Voice broadcasting company TCN Inc. announced the release of its new Local Caller ID feature, which allows clients to call their customers while displaying a caller ID number that is local to the customer’s calling area.

This new release brings attention to what has and continues to be a hot topic in the collection space: to change the area code on the caller ID or not. CT.net took a look at the issue here.

Here is what some members had to say:

“Spoofing caller ID probably does produce lift in contacts at what might be great risk,” wrote John McNamara, chief marketing officer at LiveVox. “I would add that if a consumer needs to be spoofed to talk with you, it’s probably a low quality contact and yields less dollars collected. Since all RPC’s are not equal in value to us debt collectors, agencies that spoof may be risking class action lawsuits for no or little real gain in collections.”

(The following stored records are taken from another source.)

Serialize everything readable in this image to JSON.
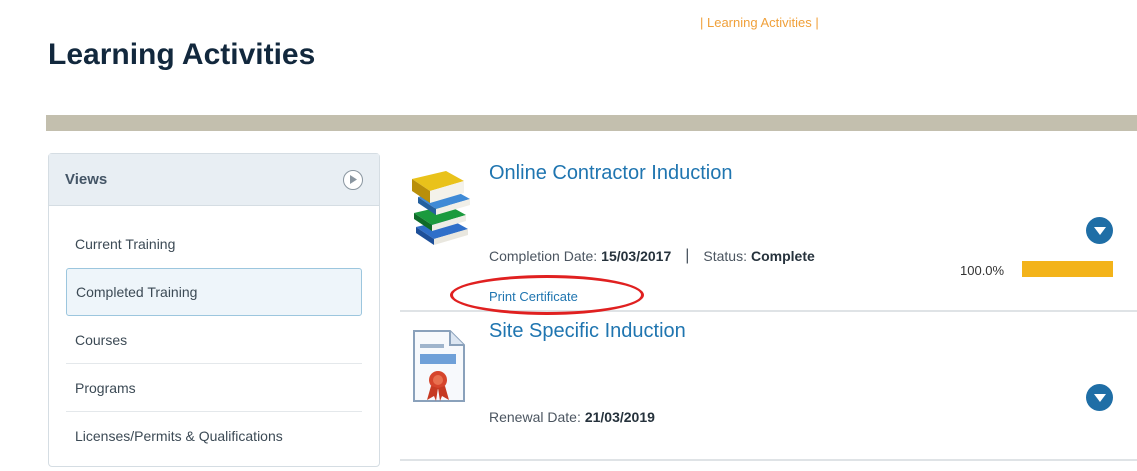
{
  "header": {
    "crumb": "| Learning Activities |",
    "title": "Learning Activities"
  },
  "sidebar": {
    "title": "Views",
    "items": [
      {
        "label": "Current Training",
        "active": false
      },
      {
        "label": "Completed Training",
        "active": true
      },
      {
        "label": "Courses",
        "active": false
      },
      {
        "label": "Programs",
        "active": false
      },
      {
        "label": "Licenses/Permits & Qualifications",
        "active": false
      }
    ]
  },
  "courses": [
    {
      "title": "Online Contractor Induction",
      "icon": "books-icon",
      "date_label": "Completion Date:",
      "date_value": "15/03/2017",
      "separator": "|",
      "status_label": "Status:",
      "status_value": "Complete",
      "action_label": "Print Certificate",
      "progress_text": "100.0%",
      "progress": 1.0
    },
    {
      "title": "Site Specific Induction",
      "icon": "certificate-icon",
      "date_label": "Renewal Date:",
      "date_value": "21/03/2019"
    }
  ],
  "colors": {
    "accent": "#1f75b0",
    "progress": "#f3b31a",
    "highlight": "#e02020"
  }
}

Others see changing the caller ID area code as a sound practice.

“As long as the debtor can return a call to the number displayed, I don’t see this as deceptive,” Timothy Prunyi, technology sales at Millennium Teleservices, wrote.

Views: 60

Tags: caller, id

Comment by Nate on April 14, 2009 at 12:14pm
Today a collection agency has many tools at their disposal, TCN allows for the effectiveness of Local ID without sacrificing ethics.

TCN Local ID allows a company to either procure their own numbers to use or TCN can obtain numbers on behalf of the agency. In both cases it is highly encouraged for the agency to list/register their own phone number and the name of the company that will show up on the caller ID.

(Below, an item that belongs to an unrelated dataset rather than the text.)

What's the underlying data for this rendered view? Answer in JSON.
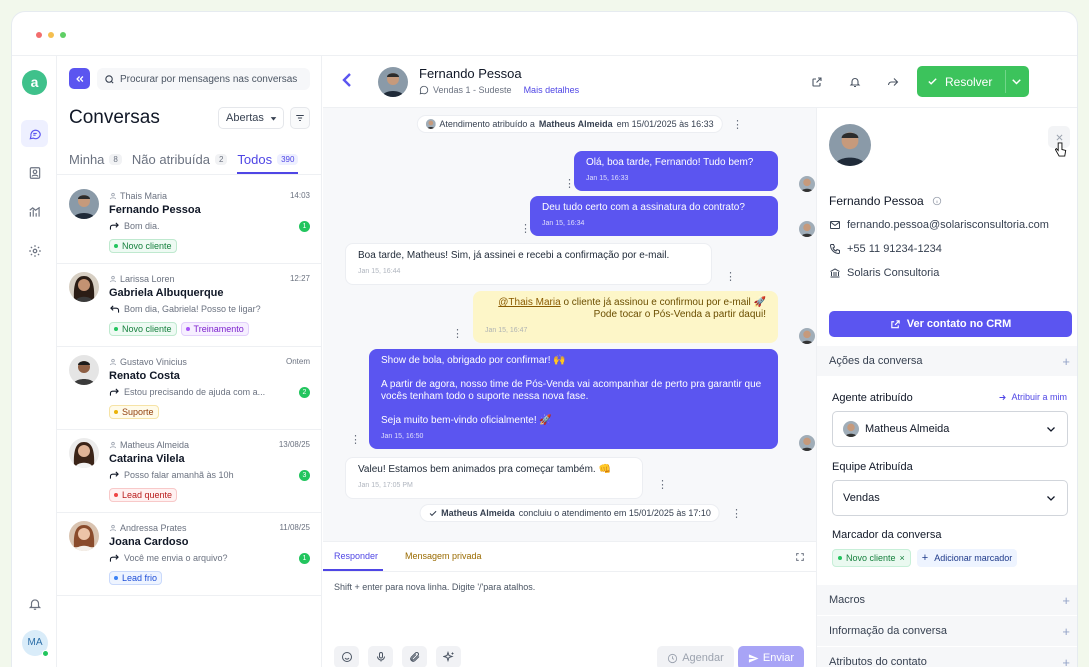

The major lift that an agency will experience will be most likely attributed to having the number be a local number rather than an 800 number that is typically thought of a telemarketing call. Which would you rather answer at home? An 800 number or a Local number?

Nate
Comment by Charles Piercey on April 14, 2009 at 1:14pm
I can't imagine what anyone thinks is gained by that. Speaking to a debtor who is already ignoring your calls serves only those who wish a confrontation. It does not aid in collecting the debt. If you are going to do this, why not just call a neighbor and ask them to take a note over to have the client call you? What's the difference! That aside, the folks who have land line phones are becoming fewer and fewer with each passing day, so this becomes a pretty useless technology.
Comment by Kenny on April 14, 2009 at 1:28pm
Always remember the differences between those who have and those who do not. Those who have will be easier to make contact with than those who do not. Those who have are concerned with credit score while those who do not are lucky to even have one. Those who have are with house and car and those who do not foreclosure and repossession. Those who have are front end and those who do not are back end. Those who have aren't afraid to speak with the collector and those who do not are wondering why that collector is still trying to collect. What would possibly be the reason a collector would hide their identity? My thought simply is the collector is breaking a law, criminals hide don't you know.
Comment by scott edwards on April 14, 2009 at 1:29pm
With all due respect to those who are deffending the practice of "spoofing" consumers, you are missing the big picture. Defining what is "ethical" is like defining what is "harrasment". Each of us measures these things with an emotional yardstick and puts the boundry at a different distance. What really matters in this type of an issue is what is the perception of this practice. With the current backdrop which we operate in being what it is, this type of practice can only hurt the image of our industry and bring more scrutiny from our Legislators and Attorney Generals.
Comment by Mckay on April 14, 2009 at 1:41pm
Interesting. . .although I don't believe that it is truly "spoofing" unless mapping a toll free number to your agency is "spoofing". It is the exact same concept of mapping a toll free number to your agency, only in this case using a local number that you own.
Comment by scott edwards on April 14, 2009 at 4:02pm
Matt- I agree that law is intended to be black and white, and while at this time the law allows this practice, the perception that this practice conveys to the unsophisticated consumer is one of deception. If the consumer (voter) perceives this practice as deceptive, then the politicians will take notice. I do business in a state where the Attorney General has her sight set on the the Govener's Mansion and is trying to gain favor and recognition by introducing legislation to end the type of practice described here. Being "right" doesn't help our industry battle the onslaught of proconsumer legislation we are facing right now. Look beyond your own personal collection goals for a second.
Comment by Mark Gibson on April 14, 2009 at 9:30pm
Spoofing the ANI is not new. It's been going on behind closed doors, looks like TCN is legitimizing it and getting clients to pay for it - which is capitalism. The logical next step is for wireless/landline phone companies to offer caller ID blocking services so that any number that is not on predefined list or is on an "excluded" list will be either automatically routed to voicemail or dropped. And the phone companies could easily get $10/month for that service. This is definitely coming and could make customer contact an even greater challenge.
Comment by Mark Gibson on April 16, 2009 at 8:31am
Thanks Matt - i think i may have used the wrong term above. What i meant to say was call filtering (not caller ID block). Im my area (Philly), both Verizon and Vonage do not offer this service. Is this service widely available to the rest of the country?